SARASOTA, Fla. (AP) — Jake Fox is tied for the major league lead in home runs, is batting .300 and can play at least four positions.

None of that guarantees him a job with the Baltimore Orioles on opening day.

Fox has nine homers and a lofty .786 slugging percentage in only 70 at-bats this spring. That’s a vast improvement over his 18 long balls and .236 batting average in 428 career trips to the plate with the Chicago Cubs, Oakland and Baltimore.

“He’s done a good job in spring training — offensively,” Orioles manager Buck Showalter said, implying without a hint of coyness that Fox’s bid to make the squad will depend heavily on his deftness with a glove.

On a team with home run hitters Vladimir Guerrero, Derrek Lee, Mark Reynolds and Luke Scott, Fox’s value to the Orioles is as a utility player. He can play first base, third and left field, but his best chance to stick around in April is as the backup to catcher Matt Wieters.

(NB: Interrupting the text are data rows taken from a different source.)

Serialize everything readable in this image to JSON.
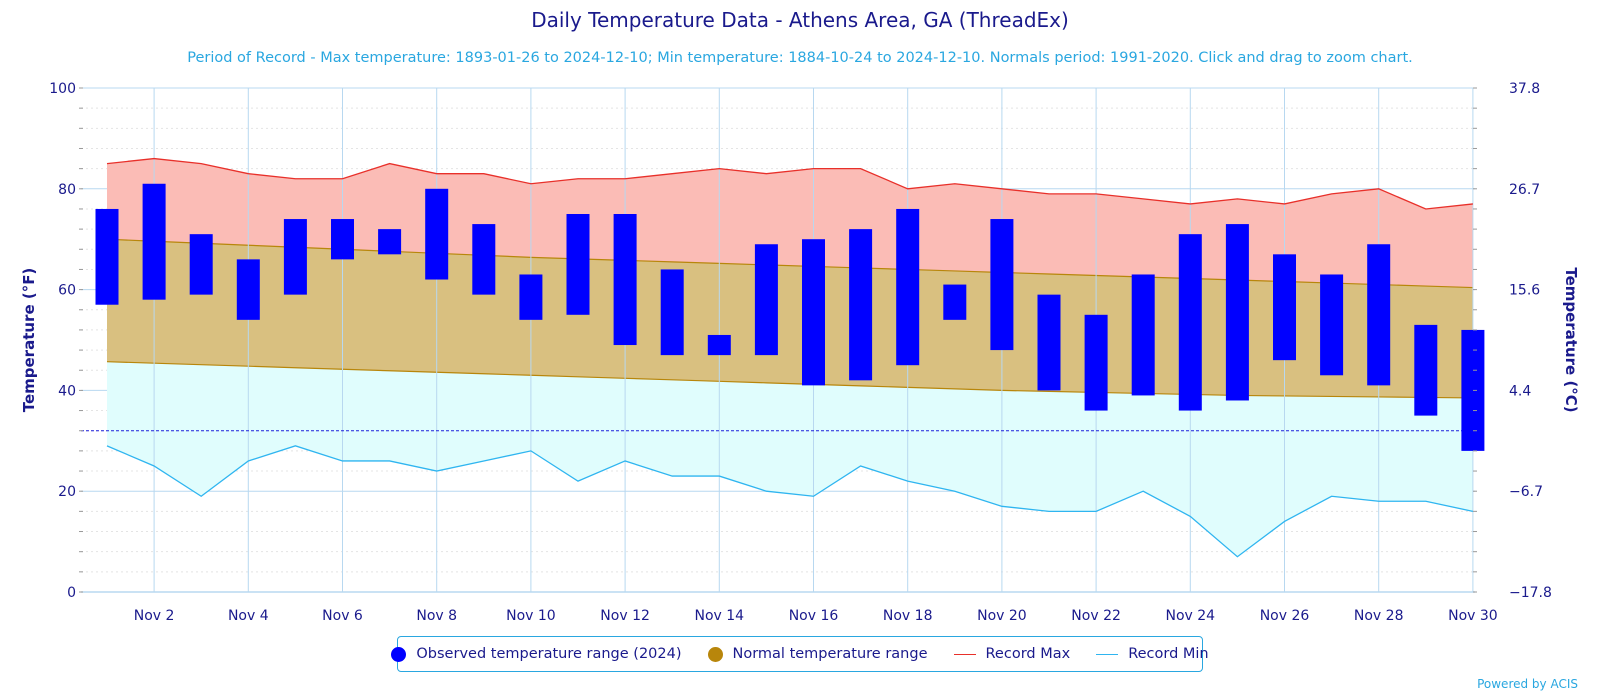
{
  "title": "Daily Temperature Data - Athens Area, GA (ThreadEx)",
  "subtitle": "Period of Record - Max temperature: 1893-01-26 to 2024-12-10; Min temperature: 1884-10-24 to 2024-12-10. Normals period: 1991-2020. Click and drag to zoom chart.",
  "credits": "Powered by ACIS",
  "colors": {
    "observed": "#0000ff",
    "normal_band": "#d9c080",
    "normal_legend": "#b8860b",
    "record_max_line": "#e8302a",
    "record_max_fill": "#fbbcb6",
    "record_min_line": "#2fb5f0",
    "record_min_fill": "#e0fdfd",
    "axis_text": "#1a1a8c",
    "grid": "#b8d8f0",
    "freeze_line": "#1e1edc"
  },
  "legend": [
    {
      "label": "Observed temperature range (2024)",
      "symbol": "dot",
      "color": "#0000ff"
    },
    {
      "label": "Normal temperature range",
      "symbol": "dot",
      "color": "#b8860b"
    },
    {
      "label": "Record Max",
      "symbol": "line",
      "color": "#e8302a"
    },
    {
      "label": "Record Min",
      "symbol": "line",
      "color": "#2fb5f0"
    }
  ],
  "chart_data": {
    "type": "bar",
    "ylabel": "Temperature (°F)",
    "y2label": "Temperature (°C)",
    "ylim": [
      0,
      100
    ],
    "yticks": [
      "0",
      "20",
      "40",
      "60",
      "80",
      "100"
    ],
    "y2ticks": [
      "−17.8",
      "−6.7",
      "4.4",
      "15.6",
      "26.7",
      "37.8"
    ],
    "xticks": [
      "Nov 2",
      "Nov 4",
      "Nov 6",
      "Nov 8",
      "Nov 10",
      "Nov 12",
      "Nov 14",
      "Nov 16",
      "Nov 18",
      "Nov 20",
      "Nov 22",
      "Nov 24",
      "Nov 26",
      "Nov 28",
      "Nov 30"
    ],
    "x_days": [
      1,
      2,
      3,
      4,
      5,
      6,
      7,
      8,
      9,
      10,
      11,
      12,
      13,
      14,
      15,
      16,
      17,
      18,
      19,
      20,
      21,
      22,
      23,
      24,
      25,
      26,
      27,
      28,
      29,
      30
    ],
    "freezing_line": 32,
    "grid": true,
    "legend_position": "bottom",
    "series": [
      {
        "name": "Observed temperature range (2024)",
        "low": [
          57,
          58,
          59,
          54,
          59,
          66,
          67,
          62,
          59,
          54,
          55,
          49,
          47,
          47,
          47,
          41,
          42,
          45,
          54,
          48,
          40,
          36,
          39,
          36,
          38,
          46,
          43,
          41,
          35,
          28
        ],
        "high": [
          76,
          81,
          71,
          66,
          74,
          74,
          72,
          80,
          73,
          63,
          75,
          75,
          64,
          51,
          69,
          70,
          72,
          76,
          61,
          74,
          59,
          55,
          63,
          71,
          73,
          67,
          63,
          69,
          53,
          52
        ]
      },
      {
        "name": "Normal temperature range",
        "low": [
          45.7,
          45.4,
          45.1,
          44.8,
          44.5,
          44.2,
          43.9,
          43.6,
          43.3,
          43.0,
          42.7,
          42.4,
          42.1,
          41.8,
          41.5,
          41.2,
          40.9,
          40.6,
          40.3,
          40.0,
          39.8,
          39.6,
          39.4,
          39.2,
          39.0,
          38.9,
          38.8,
          38.7,
          38.6,
          38.5
        ],
        "high": [
          70.0,
          69.6,
          69.2,
          68.8,
          68.4,
          68.0,
          67.6,
          67.2,
          66.8,
          66.4,
          66.1,
          65.8,
          65.5,
          65.2,
          64.9,
          64.6,
          64.3,
          64.0,
          63.7,
          63.4,
          63.1,
          62.8,
          62.5,
          62.2,
          61.9,
          61.6,
          61.3,
          61.0,
          60.7,
          60.4
        ]
      },
      {
        "name": "Record Max",
        "values": [
          85,
          86,
          85,
          83,
          82,
          82,
          85,
          83,
          83,
          81,
          82,
          82,
          83,
          84,
          83,
          84,
          84,
          80,
          81,
          80,
          79,
          79,
          78,
          77,
          78,
          77,
          79,
          80,
          76,
          77
        ]
      },
      {
        "name": "Record Min",
        "values": [
          29,
          25,
          19,
          26,
          29,
          26,
          26,
          24,
          26,
          28,
          22,
          26,
          23,
          23,
          20,
          19,
          25,
          22,
          20,
          17,
          16,
          16,
          20,
          15,
          7,
          14,
          19,
          18,
          18,
          16
        ]
      }
    ]
  }
}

Craig Tatum is also in the running to become the second-string catcher. Fox and Tatum have adjoining lockers, but their fate is not necessarily connected.

“Knowing Buck, I don’t think there’s a competition between any two guys,” Fox said. “I think he’s going to take the best 13 position players that are going to help him win ball games. I don’t really see it as a competition between Tatum and I. I think the media is making it more of it than what is actually there.”

Fox, 28, was acquired by the Orioles last June in a trade with Oakland. He batted .220 with five homers and 10 RBIs in 100 at-bats with Baltimore, numbers he deemed unacceptable.

“When Buck came in last year, I really don’t think I gave him a true indication of what I was capable of doing,” Fox said.

Instead of sulking, Fox headed south to play winter ball.

“Just to get by rhythm back, get my confidence back,” he said. “It was a tough trip coming over here from Oakland. I did some things with my swing that really wasn’t me. That’s one of the reasons I gave up my offseason, went down and played this winter. I think the results show this spring.”

The question is, will it translate to a roster spot for the April 1 opener in Tampa Bay?

“At this point in my career I don’t think I have to prove to somebody that I can play defense,” Fox said. “Right now it’s about showing what my bat can do on a daily basis.”

Showalter is more interested in defense. Fox has nine errors in 166 career games and has thrown out two of eight runners attempting to steal.

Not bad, not great.

“Right now it’s hard because I feel like I’m a jack of all trades and a master of none,” Fox said. “I move around so much it’s hard to get good and learn the art of one position. I hope some day they will come to me and say, ‘We want you be our everyday this.’ Then I’ll be able to work on it and really get good at one spot, instead of just being average or a little above average at four or five.”

Perhaps that situation will be rectified in the future. For now, however, Fox is just trying to make the team.

“Every day I’m going to show up to the park, work hard, have fun, bring my lunch pail and not worry about the things I can’t control,” he said. “Coming in, no one had a guaranteed job. So you just play hard and try not to really worry about the rest of it.”